Principle 10: Log-Space Computation and Softplus Positivity
=============================================================

*From* :ref:`PSMC <psmc_timepiece>` *(decoding and scaling)*

.. admonition:: Principle

   Population-genetic quantities span many orders of magnitude: coalescence times
   range from :math:`10^1` to :math:`10^6` generations, population sizes from
   :math:`10^2` to :math:`10^7`. Working in **log-space** prevents numerical
   underflow/overflow and ensures that the network treats a factor-of-two change in
   :math:`N_e` the same whether it occurs at :math:`N_e = 1{,}000` or
   :math:`N_e = 100{,}000`.

**What PSMC does.** PSMC's forward-backward algorithm operates in log-space to
prevent underflow over long genomic sequences (see :ref:`psmc_decoding`). The
time discretization is log-spaced, giving finer resolution in the recent past where
the data is most informative. The output :math:`\lambda(t)` is plotted on a
log-log scale.

**Realization in Mainspring.** We enforce log-scale / positive-quantity conventions
throughout:

- **Node times** are predicted in log-space: the GNN outputs
  :math:`\log \hat{t}_v`, and we exponentiate to get :math:`\hat{t}_v = e^{\log \hat{t}_v}`.
  This ensures positivity and gives the network equal relative precision across
  all time scales.

- **Population sizes** are parameterized through softplus:
  :math:`N_e(t) = \text{softplus}(z(t)) = \log(1 + e^{z(t)})`, where :math:`z(t)`
  is the unconstrained output of the demographic decoder. Softplus is smoother than
  ReLU at zero and better behaved than exponentiation for large values.

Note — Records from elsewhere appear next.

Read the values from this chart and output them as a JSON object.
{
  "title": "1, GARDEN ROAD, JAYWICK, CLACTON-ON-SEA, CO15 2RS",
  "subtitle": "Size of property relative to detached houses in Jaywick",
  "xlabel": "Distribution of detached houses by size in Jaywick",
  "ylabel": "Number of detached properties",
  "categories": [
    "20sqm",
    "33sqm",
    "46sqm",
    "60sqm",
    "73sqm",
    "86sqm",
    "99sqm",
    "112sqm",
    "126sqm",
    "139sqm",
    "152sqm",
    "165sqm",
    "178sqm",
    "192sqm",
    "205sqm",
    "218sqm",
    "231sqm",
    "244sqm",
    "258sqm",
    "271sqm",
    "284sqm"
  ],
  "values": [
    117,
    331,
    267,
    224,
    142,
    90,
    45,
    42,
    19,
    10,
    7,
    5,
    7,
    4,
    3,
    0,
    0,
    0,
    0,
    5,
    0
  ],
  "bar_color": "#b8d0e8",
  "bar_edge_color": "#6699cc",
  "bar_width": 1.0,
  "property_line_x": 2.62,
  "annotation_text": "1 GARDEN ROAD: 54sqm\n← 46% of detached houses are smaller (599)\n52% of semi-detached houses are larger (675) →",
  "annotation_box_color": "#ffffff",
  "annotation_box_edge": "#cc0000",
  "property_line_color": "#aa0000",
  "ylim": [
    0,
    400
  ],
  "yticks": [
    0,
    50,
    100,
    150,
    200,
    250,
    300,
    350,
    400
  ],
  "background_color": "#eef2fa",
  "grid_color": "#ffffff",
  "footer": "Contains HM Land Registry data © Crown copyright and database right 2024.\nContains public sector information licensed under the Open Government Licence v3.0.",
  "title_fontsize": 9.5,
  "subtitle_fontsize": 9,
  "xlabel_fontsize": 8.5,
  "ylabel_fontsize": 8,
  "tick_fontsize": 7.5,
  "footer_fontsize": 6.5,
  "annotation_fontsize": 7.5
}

- **Branch lengths** in the gamma output heads use log-parameterized rate:
  :math:`\beta_v = \exp(\tilde{\beta}_v)`, ensuring :math:`\beta_v > 0` without
  clamping.

.. code-block:: python

   import torch.nn.functional as F

   def decode_times(log_times_raw):
       """Convert raw network output to positive times."""
       return torch.exp(log_times_raw)

   def decode_population_sizes(z):
       """Convert unconstrained output to positive N_e."""
       return F.softplus(z)

   def decode_gamma_params(alpha_raw, beta_raw):
       """Convert raw outputs to valid gamma parameters."""
       alpha = F.softplus(alpha_raw) + 1.0  # ensure alpha > 1
       beta = torch.exp(beta_raw)           # ensure beta > 0
       return alpha, beta


Summary
========

.. list-table:: Ten design principles and their origins
   :header-rows: 1
   :widths: 5 20 35 40

   * - #
     - Source Timepiece
     - Principle
     - Neural realization
   * - 1
     - :ref:`PSMC <psmc_timepiece>`
     - Sequential Markov structure
     - Sliding-window causal attention
   * - 2
     - :ref:`SMC++ <smcpp_timepiece>`
     - Permutation invariance over samples
     - Set Transformer (ISAB)
   * - 3
     - :ref:`ARGweaver <argweaver_timepiece>` / :ref:`SINGER <singer_timepiece>`
     - Full ARG is sufficient statistic
     - Output full ARG in tskit format
   * - 4
     - :ref:`tsdate <tsdate_timepiece>`
     - Message passing for dating
     - GNN on local trees
   * - 5
     - :ref:`tsinfer <tsinfer_timepiece>` / :ref:`Threads <threads_timepiece>`
     - Li & Stephens = attention
     - Cross-attention + Gumbel-softmax
   * - 6
     - :ref:`dadi <dadi_timepiece>` / :ref:`moments <moments_timepiece>` /
       :ref:`momi2 <momi2_timepiece>`
     - SFS as auxiliary loss
     - Differentiable SFS computation
   * - 7
     - :ref:`Gamma-SMC <gamma_smc_timepiece>`
     - Gamma posteriors for branch lengths
     - Gamma output heads on GNN
   * - 8
     - :ref:`phlash <phlash_timepiece>`
     - Randomized discretization
     - Random Fourier features, varied window sizes
   * - 9
     - :ref:`Threads <threads_timepiece>` (dating)
     - Per-segment sufficient statistics
     - Edge features: :math:`m_e, s_e, \hat{t}_e`
   * - 10
     - :ref:`PSMC <psmc_timepiece>` (decoding)
     - Log-space, softplus positivity
     - Log-time prediction, softplus :math:`N_e`

These principles are not post-hoc rationalizations. They were the starting point of
the design process: we asked, for each Timepiece, "what is the one structural insight
that makes this method work?" and then found the neural analogue. The next chapter
assembles these principles into a complete architecture.